Un cadeau de Noël très spécial

New York — À l'heure où les Américains entament leurs achats de Noël, une jeune artiste new-yorkaise fait l'inverse et met sa vie à l'encan, espérant ne plus rien posséder pour les Fêtes.

Elanit Kayne, 26 ans, a entassé tout — vraiment tout — ce qu'elle possède dans une petite pièce vitrée, près de Times Square. Elle a ouvert les portes lundi et prévoit un happening de deux semaines, à vendre aux passants tous ses biens matériels. Sur les étiquettes, pas de prix mais des légendes racontant l'histoire de chaque objet ou sa provenance. Elle refuse de fixer une valeur et demande aux amateurs interloqués de proposer un prix, qu'elle accepte ou refuse.
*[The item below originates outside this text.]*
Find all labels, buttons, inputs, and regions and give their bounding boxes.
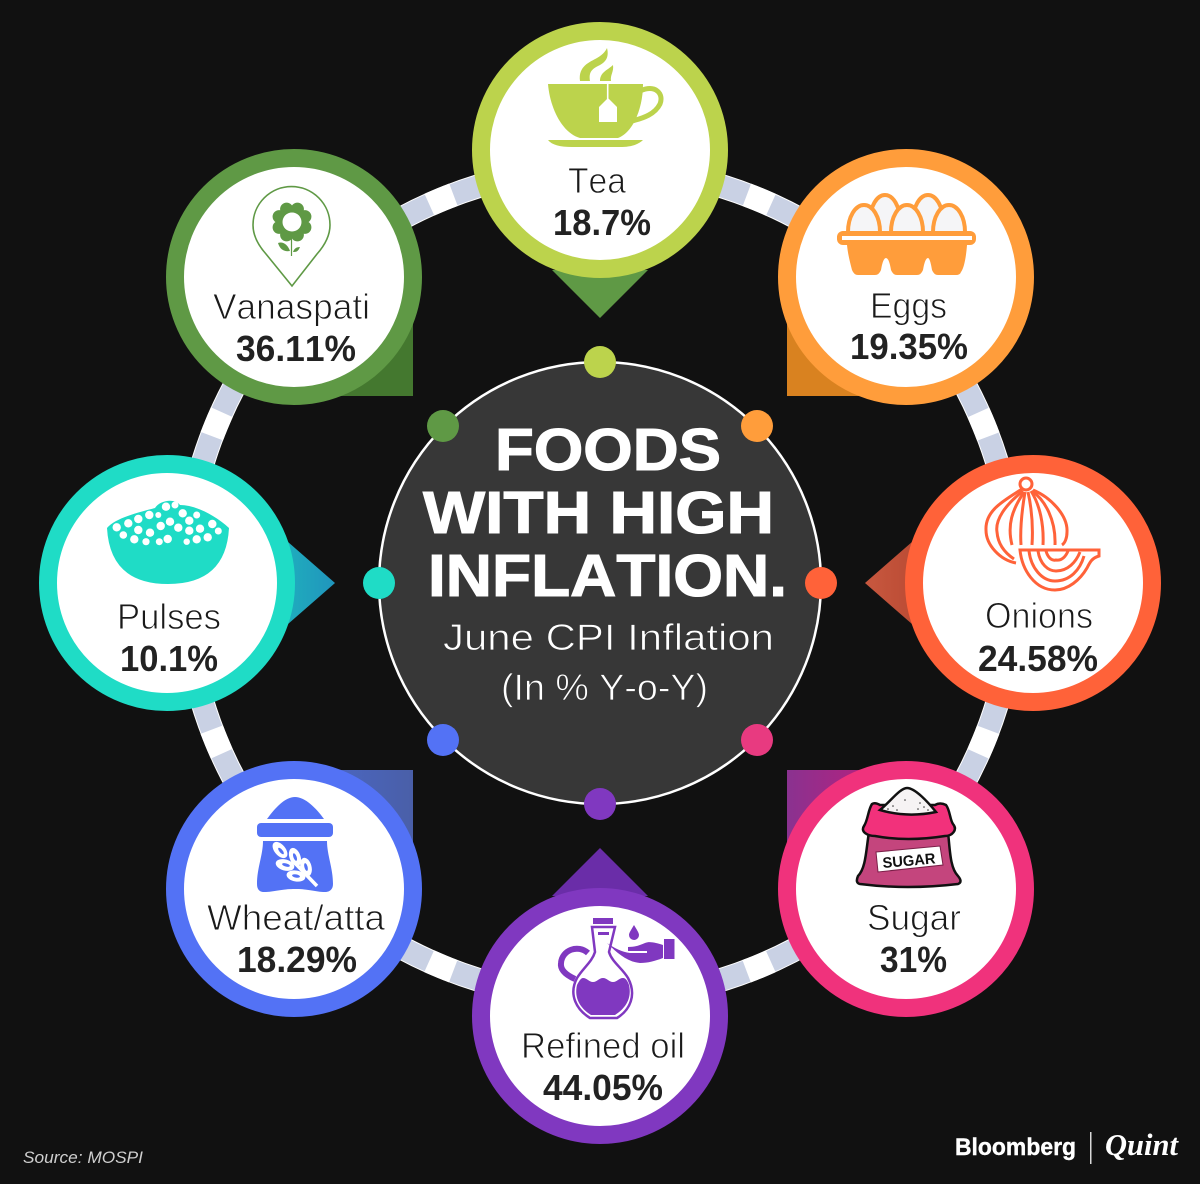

«Je ne veux plus rien posséder», explique dans un grand sourire cette frêle jeune femme au regard brillant d'enthousiasme. Elle porte une grande salopette tachée de peinture blanche, un gilet rouge et moins d'un centimètre de cheveux bruns sur la tête. «Je veux être légère, pour être libre, pour pouvoir voir, créer.»

«J'ai aimé ces objets, ils m'ont aimée en retour et maintenant ils vont entamer une nouvelle vie. Idéalement, je voudrais n'avoir absolument plus rien. Mais vous savez, même le Dalaï Lama a un attaché de presse... Alors je vais bien devoir garder quelques papiers.»

Elle désigne un petit carton: «Tout ce que je vais conserver [ce sont] quatre T-shirts, onze [paires de] chaussettes, dix culottes, cinq soutiens-gorges. Mon appartement est vide. Je garde un manteau pour dormir dessus. Et je fais voeu de ne rien acheter avant au moins un an» — en dehors des noix et du lait de soja qui constituent son ordinaire.

Sur un portant, toute sa garde-robe. Certaines robes ont été décorées d'inscriptions au feutre noir. L'histoire de chaque paire de chaussures est inscrite sous la semelle.

Le coin cuisine: des boîtes de thé et d'infusions, avec commentaires. Un ensemble de couteaux. Une bouteille entamée d'eau de Javel («Cette odeur me rappelle quand je nettoyais la cage de ma tortue»).

La bibliothèque: Le Dalaï Lama, Pulp Fiction, Sexus d'Henry Miller, Virginia Woolf, Huxley, Orwell, Garcia Marquez. Certains livres sont commentés, d'autres pas.

La plus grande subjectivité préside à la fixation du prix: si vous pouvez convaincre Elanit que vous voulez, que vous aimez, que vous avez besoin de cet objet, elle peut descendre très bas. Si vous proposez, flairant la bonne affaire, dix dollars pour une collection de CD, elle refuse et vous fait honte à voix haute devant les autres visiteurs. Elanit demande à chacun d'écrire dans un cahier pourquoi il veut cet objet, prend une photo numérique et remet une carte postale pré-timbrée pour qu'on lui donne des nouvelles de l'objet.